Yikes. How did my 4-year-old come to think of the government as a fairy godmother that could create things out of thin air?

Unfortunately, it's not just 4-year-olds, but also 40-year-olds who increasingly think government spending comes out of nowhere and is without consequence.

Recent polls by the Cato Institute find that a strong majority of Americans support government-provided things -- but once the cost is revealed, their support plummets. Yet all too often, government programs are sold to the public without a per-household price tag.

Social Security and Medicare are prime examples of government programs that gained passage and support based on their promised benefits with little regard for their costs.

Consequently, both programs have amassed $73 trillion in unfunded obligations. That's equal to $560,000 per household. And it's a safe bet that few people would support preserving them in their current forms if it meant paying an extra $560,000 on top of the Social Security and Medicare taxes they already pay.

A more recent 2022 Cato poll found that 64% of Americans support the federal government forgiving up to $10,000 in federal student loans for people who make less than $150,000 per year and married couples who make less than $300,000. But when told about the actual costs, support cratered. Only 36% of respondents supported loan forgiveness if it would raise their taxes. At a cost of roughly $500 billion, it almost certainly would.

If forgiveness were to lead to other likely consequences, such as encouraging colleges to raise their prices and causing more employers to require college degrees, only about a quarter of Americans would support it.

Supporting such expansive programs without even knowing the costs seems irrational. We don't buy groceries or cars or take vacations without knowing the price and the trade-offs.

The disconnect between how Americans handle their own personal finances -- where buying an expensive home and failing to pay the mortgage will land you on the streets -- and their views of government spending has some logical rationale, though.

The hidden consequences of excessive government spending and exploding debt -- things like a smaller economy, lower incomes and slower technological growth -- aren't apparent because we only know what we have experienced and not what could have been.

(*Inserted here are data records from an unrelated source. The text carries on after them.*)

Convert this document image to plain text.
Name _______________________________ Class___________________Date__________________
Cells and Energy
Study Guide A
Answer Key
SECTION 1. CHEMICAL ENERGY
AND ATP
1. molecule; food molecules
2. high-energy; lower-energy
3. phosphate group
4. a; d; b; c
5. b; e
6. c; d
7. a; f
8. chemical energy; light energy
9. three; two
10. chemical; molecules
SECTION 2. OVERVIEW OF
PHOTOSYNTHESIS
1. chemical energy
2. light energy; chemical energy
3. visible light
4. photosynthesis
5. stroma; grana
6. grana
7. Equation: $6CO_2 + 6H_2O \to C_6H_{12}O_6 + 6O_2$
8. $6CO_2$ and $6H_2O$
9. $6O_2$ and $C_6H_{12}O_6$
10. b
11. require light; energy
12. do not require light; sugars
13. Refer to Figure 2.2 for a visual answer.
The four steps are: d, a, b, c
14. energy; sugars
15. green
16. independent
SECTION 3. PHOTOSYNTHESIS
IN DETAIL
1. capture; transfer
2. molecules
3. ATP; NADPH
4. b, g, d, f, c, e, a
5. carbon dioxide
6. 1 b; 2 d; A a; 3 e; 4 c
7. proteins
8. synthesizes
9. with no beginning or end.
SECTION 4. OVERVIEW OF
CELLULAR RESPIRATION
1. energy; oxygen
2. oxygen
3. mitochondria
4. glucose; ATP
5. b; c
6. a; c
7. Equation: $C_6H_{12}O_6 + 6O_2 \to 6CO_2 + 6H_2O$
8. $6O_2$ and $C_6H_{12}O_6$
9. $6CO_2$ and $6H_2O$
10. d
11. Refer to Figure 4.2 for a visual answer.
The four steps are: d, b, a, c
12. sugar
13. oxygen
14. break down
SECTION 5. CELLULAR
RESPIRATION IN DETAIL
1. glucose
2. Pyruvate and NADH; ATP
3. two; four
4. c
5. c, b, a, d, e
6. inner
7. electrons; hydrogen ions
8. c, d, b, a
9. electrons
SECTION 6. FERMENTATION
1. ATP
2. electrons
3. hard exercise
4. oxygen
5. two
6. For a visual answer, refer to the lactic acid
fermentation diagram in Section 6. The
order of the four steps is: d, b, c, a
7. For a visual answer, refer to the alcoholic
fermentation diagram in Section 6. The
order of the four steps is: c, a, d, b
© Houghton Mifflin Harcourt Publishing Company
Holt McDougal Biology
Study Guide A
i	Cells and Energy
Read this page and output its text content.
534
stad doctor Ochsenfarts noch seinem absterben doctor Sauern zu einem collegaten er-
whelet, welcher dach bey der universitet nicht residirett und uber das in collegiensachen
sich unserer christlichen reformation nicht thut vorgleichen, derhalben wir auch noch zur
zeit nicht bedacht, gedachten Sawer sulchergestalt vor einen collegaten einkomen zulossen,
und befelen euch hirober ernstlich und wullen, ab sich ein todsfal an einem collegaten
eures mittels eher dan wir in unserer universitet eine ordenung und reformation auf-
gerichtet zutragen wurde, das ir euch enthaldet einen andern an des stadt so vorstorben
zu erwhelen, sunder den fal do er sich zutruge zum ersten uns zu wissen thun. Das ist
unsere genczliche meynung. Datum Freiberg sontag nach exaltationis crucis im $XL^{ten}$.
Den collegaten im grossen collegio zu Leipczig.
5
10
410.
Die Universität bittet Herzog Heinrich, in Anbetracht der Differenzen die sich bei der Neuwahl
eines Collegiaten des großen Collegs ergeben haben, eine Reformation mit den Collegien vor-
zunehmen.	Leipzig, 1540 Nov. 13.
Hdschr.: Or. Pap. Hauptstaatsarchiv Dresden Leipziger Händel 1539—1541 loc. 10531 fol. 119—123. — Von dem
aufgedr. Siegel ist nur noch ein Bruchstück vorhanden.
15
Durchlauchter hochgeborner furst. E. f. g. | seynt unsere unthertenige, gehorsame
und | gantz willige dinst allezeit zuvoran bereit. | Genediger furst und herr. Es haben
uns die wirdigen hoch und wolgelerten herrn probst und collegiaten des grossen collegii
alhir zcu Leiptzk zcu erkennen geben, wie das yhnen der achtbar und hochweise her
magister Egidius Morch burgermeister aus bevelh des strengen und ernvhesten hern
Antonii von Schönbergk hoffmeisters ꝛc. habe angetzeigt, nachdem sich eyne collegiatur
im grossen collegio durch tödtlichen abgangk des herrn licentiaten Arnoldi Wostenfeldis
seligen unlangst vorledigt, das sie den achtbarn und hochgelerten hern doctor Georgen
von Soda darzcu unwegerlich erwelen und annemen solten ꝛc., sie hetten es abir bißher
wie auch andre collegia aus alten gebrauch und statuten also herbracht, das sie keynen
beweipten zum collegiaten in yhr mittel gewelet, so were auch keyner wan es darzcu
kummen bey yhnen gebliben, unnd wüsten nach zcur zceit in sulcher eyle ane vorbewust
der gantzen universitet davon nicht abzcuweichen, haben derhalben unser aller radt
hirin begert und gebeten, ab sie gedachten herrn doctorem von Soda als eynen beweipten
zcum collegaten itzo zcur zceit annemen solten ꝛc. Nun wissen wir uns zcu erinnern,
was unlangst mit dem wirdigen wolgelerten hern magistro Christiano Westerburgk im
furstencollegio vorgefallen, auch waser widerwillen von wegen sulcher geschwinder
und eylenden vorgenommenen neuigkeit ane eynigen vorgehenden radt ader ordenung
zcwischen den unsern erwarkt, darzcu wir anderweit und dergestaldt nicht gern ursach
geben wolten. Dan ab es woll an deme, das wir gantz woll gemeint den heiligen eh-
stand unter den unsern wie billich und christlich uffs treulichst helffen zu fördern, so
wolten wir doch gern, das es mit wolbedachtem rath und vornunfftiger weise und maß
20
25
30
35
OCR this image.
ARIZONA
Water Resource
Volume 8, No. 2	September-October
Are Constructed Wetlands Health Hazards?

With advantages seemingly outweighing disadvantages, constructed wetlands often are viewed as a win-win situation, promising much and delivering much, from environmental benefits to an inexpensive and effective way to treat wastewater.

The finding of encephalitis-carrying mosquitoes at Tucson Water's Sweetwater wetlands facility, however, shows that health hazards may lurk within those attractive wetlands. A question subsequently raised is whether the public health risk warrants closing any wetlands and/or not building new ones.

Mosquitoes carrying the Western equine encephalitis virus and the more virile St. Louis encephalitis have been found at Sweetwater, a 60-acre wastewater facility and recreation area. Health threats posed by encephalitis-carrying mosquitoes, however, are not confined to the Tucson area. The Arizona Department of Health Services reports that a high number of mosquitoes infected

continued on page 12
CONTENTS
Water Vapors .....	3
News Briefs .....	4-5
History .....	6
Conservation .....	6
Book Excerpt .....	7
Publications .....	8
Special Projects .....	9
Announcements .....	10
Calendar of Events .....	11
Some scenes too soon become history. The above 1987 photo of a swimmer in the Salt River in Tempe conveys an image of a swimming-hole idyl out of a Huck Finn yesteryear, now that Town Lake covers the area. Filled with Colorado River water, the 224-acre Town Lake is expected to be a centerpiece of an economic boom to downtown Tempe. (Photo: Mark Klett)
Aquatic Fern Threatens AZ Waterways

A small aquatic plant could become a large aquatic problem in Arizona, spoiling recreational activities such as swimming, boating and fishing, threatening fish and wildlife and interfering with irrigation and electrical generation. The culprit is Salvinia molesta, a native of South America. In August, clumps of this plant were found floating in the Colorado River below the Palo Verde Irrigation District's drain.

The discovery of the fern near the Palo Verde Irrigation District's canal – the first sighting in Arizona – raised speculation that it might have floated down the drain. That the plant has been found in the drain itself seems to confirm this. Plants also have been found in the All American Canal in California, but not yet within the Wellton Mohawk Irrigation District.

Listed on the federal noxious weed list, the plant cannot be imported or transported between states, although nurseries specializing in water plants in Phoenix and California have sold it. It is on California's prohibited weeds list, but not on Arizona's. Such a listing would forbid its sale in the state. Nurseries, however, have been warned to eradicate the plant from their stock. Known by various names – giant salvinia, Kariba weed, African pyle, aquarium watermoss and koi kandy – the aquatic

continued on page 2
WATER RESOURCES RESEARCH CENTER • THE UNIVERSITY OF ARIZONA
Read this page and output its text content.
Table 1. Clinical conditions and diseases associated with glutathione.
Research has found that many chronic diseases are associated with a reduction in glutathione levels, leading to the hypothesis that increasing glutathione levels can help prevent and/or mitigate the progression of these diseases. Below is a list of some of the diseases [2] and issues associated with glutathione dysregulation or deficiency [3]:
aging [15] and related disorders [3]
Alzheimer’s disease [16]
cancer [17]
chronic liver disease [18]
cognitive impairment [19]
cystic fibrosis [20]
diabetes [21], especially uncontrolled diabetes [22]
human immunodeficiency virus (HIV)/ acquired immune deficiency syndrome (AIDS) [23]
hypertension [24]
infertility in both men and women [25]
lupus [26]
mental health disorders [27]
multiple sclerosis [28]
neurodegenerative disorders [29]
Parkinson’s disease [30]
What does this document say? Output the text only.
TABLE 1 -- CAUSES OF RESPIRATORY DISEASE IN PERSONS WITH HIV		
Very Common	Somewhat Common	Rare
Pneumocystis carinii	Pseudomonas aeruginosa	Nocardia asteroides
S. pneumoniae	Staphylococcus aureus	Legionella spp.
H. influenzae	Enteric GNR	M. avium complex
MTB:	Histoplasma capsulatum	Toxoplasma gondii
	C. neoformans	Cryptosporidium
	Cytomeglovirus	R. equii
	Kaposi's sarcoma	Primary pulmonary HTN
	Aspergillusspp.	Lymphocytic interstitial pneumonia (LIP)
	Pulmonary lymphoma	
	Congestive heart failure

Additionally, the future unresolved consequences of that spending and debt are decidedly negative: How could over $230,000 of total government debt per household -- debt that must eventually be repaid -- not burden younger and future generations?

Yet those consequences are similarly unapparent because we don't know when our patently unsustainable fiscal situation will become practically unsustainable nor what and how severe the consequences will be.

Low interest rates and a relatively strong economy have eased the current burden of excessive U.S. government spending and exploding debt, but at the cost of generations of Americans who've been conditioned to believe in a false reality that will eventually come back to bite them.

Policymakers need to treat taxpayers' money like their own and the federal budget like their household budgets. They can start by looking at solutions like The Heritage Foundation's Budget Blueprint, which provides nearly 200 recommendations on how policymakers can balance the federal budget, reduce the government's drain on household incomes and help promote fiscal sanity -- for 4- and 40-year-olds alike.

Rachel Greszler is a senior research fellow at the Grover M. Hermann Center for the Federal Budget at The Heritage Foundation.